Seattle Mayor Jenny Durkan has issued several emergency orders in response to peaceful protests that turned violent on Saturday in the city’s downtown core.
She issued an order of civil emergency prohibiting the use of weapons, formal and informal, and instituted curfews Saturday and Sunday from 5 p.m.-5 a.m.
Durkan addressed reporters after protesters streamed onto Interstate 5 and forced it to close in the central part of the city.
Thousands of people had gathered downtown to protest the killing of George Floyd in Minneapolis on Monday. A police officer, Derek Chauvin, has been arrested and charged with murder.
Saturday’s protest mirrored those happening in large cities across the country. Seattle police used pepper spray against demonstrators and deployed flash bangs to try to disperse the crowd.
Gov. Jay Inslee activated up to 200 members of the Washington National Guard to assist police, at the request of Durkan. They will be unarmed.
The protest began at Westlake Center earlier in the day, and was “largely peaceful,” Durkan said. But in the hours that followed, violence and destruction of property escalated.
Specifically, Durkan cited stolen firearms and people hurling Molotov cocktails and fireworks at crowds and buildings. Some set fire to police vehicles and other cars. At least one of the stolen firearms was recovered, Durkan said, and one “may be outstanding.”
The mayor praised the protesters who practiced “noble values” in honoring the American right to peacefully demonstrate, and condemned those who she says “hijacked” the demonstration for the purpose of creating chaos.
“The escalated incidents of destruction and violence do not honor Mr. Floyd,” Durkan said. “His own family has spoken against such violence and has urged everyone to demonstrate peacefully.”
Della Kostelnik Juarez arrived downtown at the rally with her daughter around 3 p.m. She was motivated to join the protest out of outrage over "black and brown people being murdered left and right."
She was near the monorail with a crowd of people when she said police began to push them back. At the same time, officers began to pepper spray.
"I would say the majority of the group started moving backwards, so it was really surprising to me that at the same time the cops started pushing, they started pepper spraying, just blanket pepper spraying," Kostelnik Juarez said. "To me, it felt completely unprovoked."
It started to feel scary, she said.
"We were worried for a moment that we were going to get trampled, which was a real possibility," she said.
Durkan also reminded people during her remarks Saturday night that there is still a stay-home order in effect in response to the COVID-19 pandemic. Her order was issued, in part, to prevent further spread of the novel coronavirus.
Seattle Fire Chief Harold Scoggins said it’s been a challenge to get to vehicle fires and extinguish them.
“I support exercising the right to free speech and peaceful demonstrations,” Scoggins said. “But this is not the way to do it, by causing unnecessary chaos and danger to those who are protesting and those who are in community.”
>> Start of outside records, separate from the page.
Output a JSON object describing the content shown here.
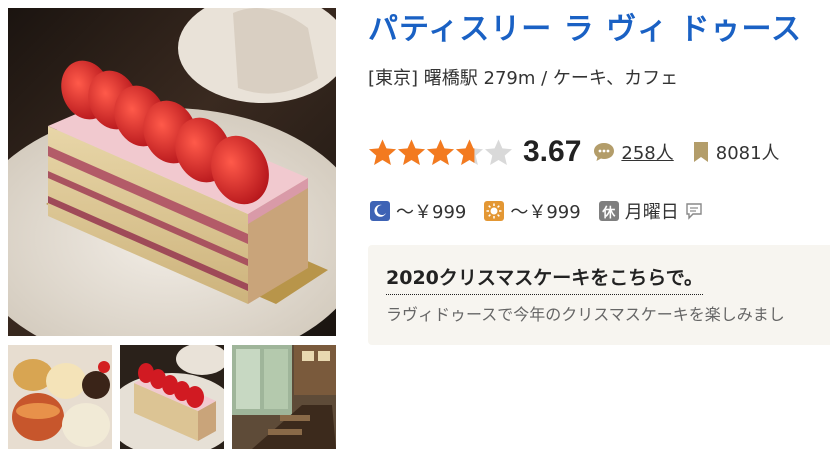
{
  "shop": {
    "name": "パティスリー ラ ヴィ ドゥース",
    "area_line": "[東京] 曙橋駅 279m / ケーキ、カフェ"
  },
  "rating": {
    "score": "3.67",
    "stars_value": 3.67,
    "stars_max": 5,
    "review_count": "258人",
    "bookmark_count": "8081人",
    "star_color": "#f37a1f",
    "star_empty_color": "#d9d9d9"
  },
  "budget": {
    "dinner": "～￥999",
    "lunch": "～￥999",
    "holiday_badge": "休",
    "holiday": "月曜日"
  },
  "pr": {
    "title": "2020クリスマスケーキをこちらで。",
    "text": "ラヴィドゥースで今年のクリスマスケーキを楽しみまし"
  },
  "colors": {
    "title_blue": "#1a61c4",
    "dinner_icon": "#3e63b5",
    "lunch_icon": "#e39734",
    "holiday_icon": "#7f7f7f",
    "bookmark_icon": "#b39d6a",
    "pr_background": "#f7f5f0"
  },
  "icons": [
    "moon-icon",
    "sun-icon",
    "comment-icon",
    "bookmark-icon",
    "speech-bubble-icon",
    "star-icon"
  ]
}
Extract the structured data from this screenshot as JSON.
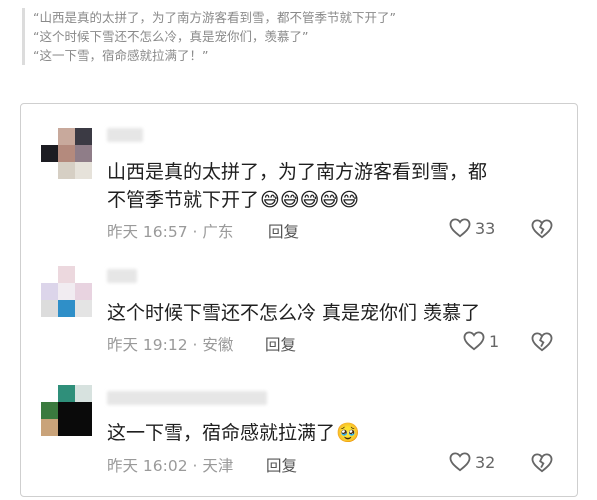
{
  "quote": {
    "lines": [
      "“山西是真的太拼了，为了南方游客看到雪，都不管季节就下开了”",
      "“这个时候下雪还不怎么冷，真是宠你们，羡慕了”",
      "“这一下雪，宿命感就拉满了！”"
    ]
  },
  "comments": [
    {
      "text_line1": "山西是真的太拼了，为了南方游客看到雪，都",
      "text_line2": "不管季节就下开了",
      "emoji": "😅😅😅😅😅",
      "meta": "昨天 16:57 · 广东",
      "reply_label": "回复",
      "likes": "33"
    },
    {
      "text_line1": "这个时候下雪还不怎么冷  真是宠你们  羡慕了",
      "meta": "昨天 19:12 · 安徽",
      "reply_label": "回复",
      "likes": "1"
    },
    {
      "text_line1": "这一下雪，宿命感就拉满了",
      "emoji": "🥹",
      "meta": "昨天 16:02 · 天津",
      "reply_label": "回复",
      "likes": "32"
    }
  ],
  "colors": {
    "heart": "#666666",
    "meta": "#9a9a9a"
  },
  "icons": {
    "like": "heart-outline-icon",
    "dislike": "broken-heart-icon"
  }
}
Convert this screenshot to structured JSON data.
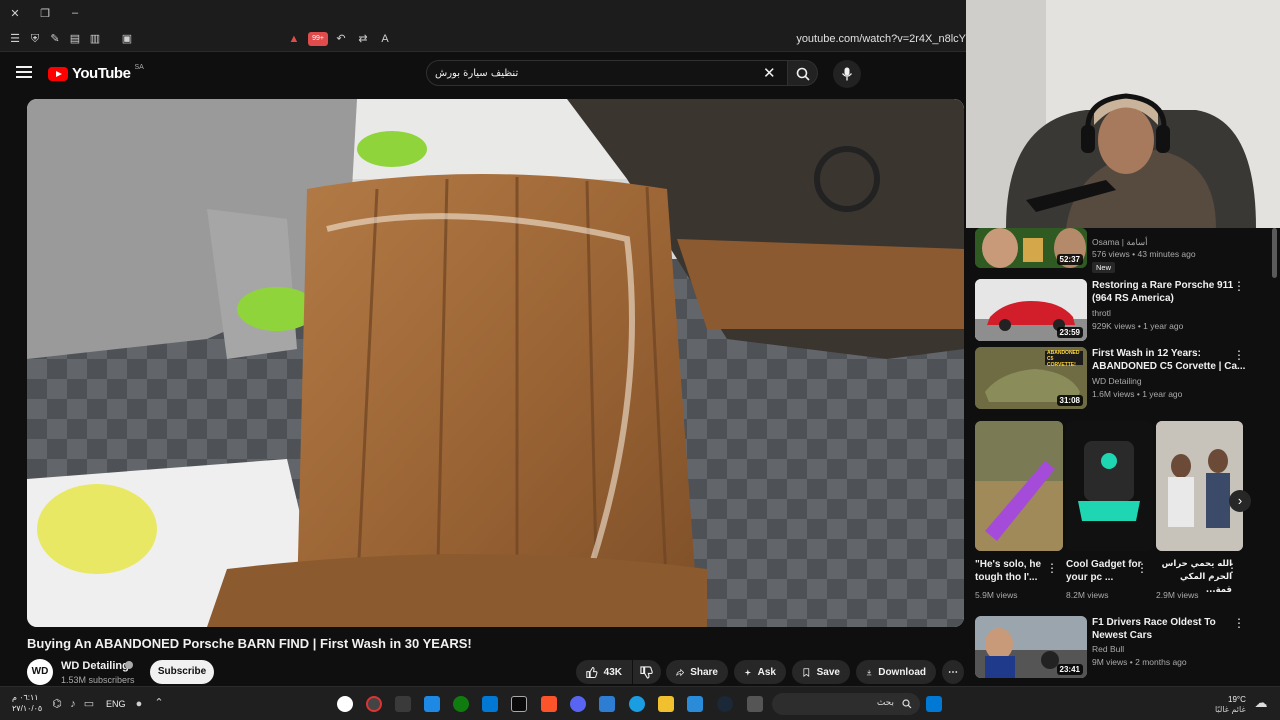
{
  "browser": {
    "url": "youtube.com/watch?v=2r4X_n8lcY",
    "badge_count": "99+"
  },
  "header": {
    "logo_text": "YouTube",
    "country_code": "SA",
    "search_value": "تنظيف سيارة بورش"
  },
  "video": {
    "title": "Buying An ABANDONED Porsche BARN FIND | First Wash in 30 YEARS!",
    "channel": "WD Detailing",
    "avatar_text": "WD",
    "subscribers": "1.53M subscribers",
    "subscribe_label": "Subscribe",
    "likes": "43K",
    "share_label": "Share",
    "ask_label": "Ask",
    "save_label": "Save",
    "download_label": "Download"
  },
  "related": [
    {
      "title": "",
      "channel": "Osama | أسامة",
      "meta": "576 views • 43 minutes ago",
      "duration": "52:37",
      "badge": "New"
    },
    {
      "title": "Restoring a Rare Porsche 911 (964 RS America)",
      "channel": "throtl",
      "meta": "929K views • 1 year ago",
      "duration": "23:59"
    },
    {
      "title": "First Wash in 12 Years: ABANDONED C5 Corvette | Ca...",
      "channel": "WD Detailing",
      "meta": "1.6M views • 1 year ago",
      "duration": "31:08",
      "thumb_label": "ABANDONED C5 CORVETTE!"
    },
    {
      "title": "F1 Drivers Race Oldest To Newest Cars",
      "channel": "Red Bull",
      "meta": "9M views • 2 months ago",
      "duration": "23:41"
    }
  ],
  "shorts": [
    {
      "title": "\"He's solo, he tough tho I'...",
      "views": "5.9M views"
    },
    {
      "title": "Cool Gadget for your pc ...",
      "views": "8.2M views"
    },
    {
      "title": "الله يحمي حراس الحرم المكي قمة...",
      "views": "2.9M views"
    }
  ],
  "taskbar": {
    "time": "٠٦:١١ م",
    "date": "٢٧/١٠/٠٥",
    "language": "ENG",
    "search_placeholder": "بحث",
    "temperature": "19°C",
    "weather": "غائم غالبًا"
  },
  "colors": {
    "accent_red": "#ff0000",
    "background": "#0f0f0f",
    "pill": "#272727"
  }
}
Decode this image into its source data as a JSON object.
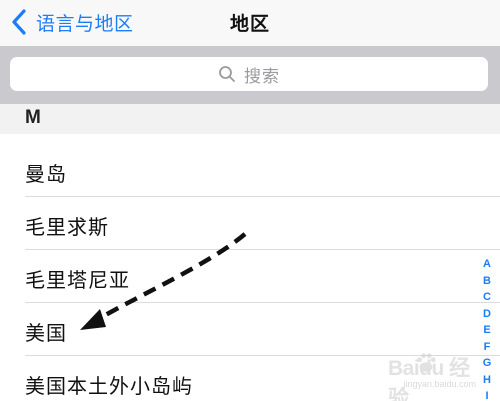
{
  "navbar": {
    "back_label": "语言与地区",
    "title": "地区",
    "back_icon": "chevron-left-icon"
  },
  "search": {
    "placeholder": "搜索",
    "icon": "search-icon"
  },
  "section": {
    "header": "M"
  },
  "list": {
    "items": [
      {
        "label": "曼岛"
      },
      {
        "label": "毛里求斯"
      },
      {
        "label": "毛里塔尼亚"
      },
      {
        "label": "美国"
      },
      {
        "label": "美国本土外小岛屿"
      }
    ]
  },
  "index": {
    "letters": [
      "A",
      "B",
      "C",
      "D",
      "E",
      "F",
      "G",
      "H",
      "I"
    ]
  },
  "watermark": {
    "brand": "Baidu 经验",
    "url": "jingyan.baidu.com"
  },
  "colors": {
    "accent": "#1a7ef7",
    "nav_bg": "#f8f8f8",
    "search_bg": "#c9c9ce",
    "section_bg": "#f2f2f2",
    "separator": "#dcdcdc",
    "annotation_arrow": "#111111"
  }
}
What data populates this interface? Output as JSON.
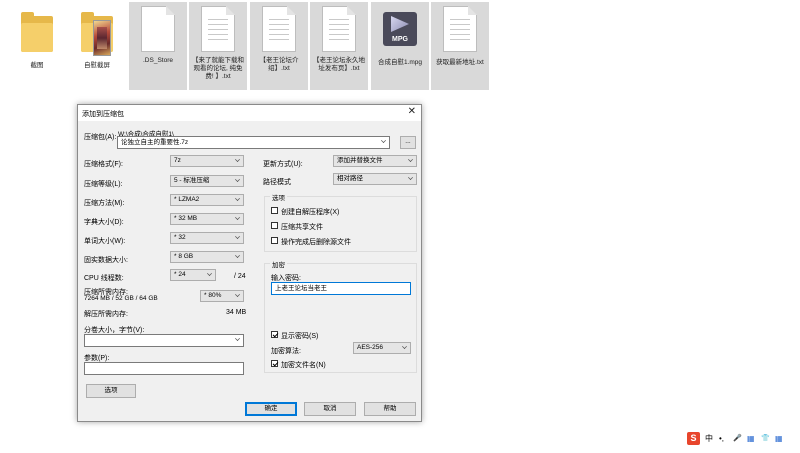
{
  "desktop": {
    "files": [
      {
        "label": "截图"
      },
      {
        "label": "自慰截屏"
      },
      {
        "label": ".DS_Store"
      },
      {
        "label": "【来了就能下载和观看的论坛, 纯免费! 】.txt"
      },
      {
        "label": "【老王论坛介绍】.txt"
      },
      {
        "label": "【老王论坛永久地址发布页】.txt"
      },
      {
        "label": "合成自慰1.mpg",
        "badge": "MPG"
      },
      {
        "label": "获取最新地址.txt"
      }
    ]
  },
  "dialog": {
    "title": "添加到压缩包",
    "close_glyph": "✕",
    "archive": {
      "label": "压缩包(A):",
      "path": "W:\\合成\\合成自慰1\\",
      "filename": "论独立自主的重要性.7z",
      "browse_label": "..."
    },
    "left": {
      "format_label": "压缩格式(F):",
      "format_value": "7z",
      "level_label": "压缩等级(L):",
      "level_value": "5 - 标准压缩",
      "method_label": "压缩方法(M):",
      "method_value": "* LZMA2",
      "dict_label": "字典大小(D):",
      "dict_value": "* 32 MB",
      "word_label": "单词大小(W):",
      "word_value": "* 32",
      "solid_label": "固实数据大小:",
      "solid_value": "* 8 GB",
      "threads_label": "CPU 线程数:",
      "threads_value": "* 24",
      "threads_total": "/ 24",
      "mem_comp_label": "压缩所需内存:",
      "mem_comp_value": "7264 MB / 52 GB / 64 GB",
      "mem_percent": "* 80%",
      "mem_decomp_label": "解压所需内存:",
      "mem_decomp_value": "34 MB",
      "split_label": "分卷大小，字节(V):",
      "split_value": "",
      "params_label": "参数(P):",
      "params_value": "",
      "options_button": "选项"
    },
    "right": {
      "update_label": "更新方式(U):",
      "update_value": "添加并替换文件",
      "path_label": "路径模式",
      "path_value": "相对路径",
      "options_group": "选项",
      "opt_sfx": "创建自解压程序(X)",
      "opt_shared": "压缩共享文件",
      "opt_delete": "操作完成后删除源文件",
      "encrypt_group": "加密",
      "password_label": "输入密码:",
      "password_value": "上老王论坛当老王",
      "show_password": "显示密码(S)",
      "encrypt_method_label": "加密算法:",
      "encrypt_method_value": "AES-256",
      "encrypt_names": "加密文件名(N)"
    },
    "buttons": {
      "ok": "确定",
      "cancel": "取消",
      "help": "帮助"
    }
  },
  "ime": {
    "sogou": "S",
    "mode": "中",
    "punct": "•,",
    "mic": "🎤",
    "keyboard": "▦",
    "skin": "👕",
    "tools": "▦"
  }
}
Scoggins stressed that blocking streets means blocking access routes for first-responders to reach those who are injured.
Karina Shagren, a spokesperson for the state military department, says the National Guard members who are being called up to assist with the on-the-ground response have special training in crowd control. While the governor authorized their deployment, City of Seattle officials will have authority over what they do in the city. In November 1999, the Washington National Guard also deployed to Seattle to assist with the WTO riots.
“It’s not unprecedented,” Shagren said. “It’s a mission we train for and are prepared to carry out when necessary.”
Olympia correspondent Austin Jenkins, KNKX’s Ashley Gross, and The Associated Press contributed to this report.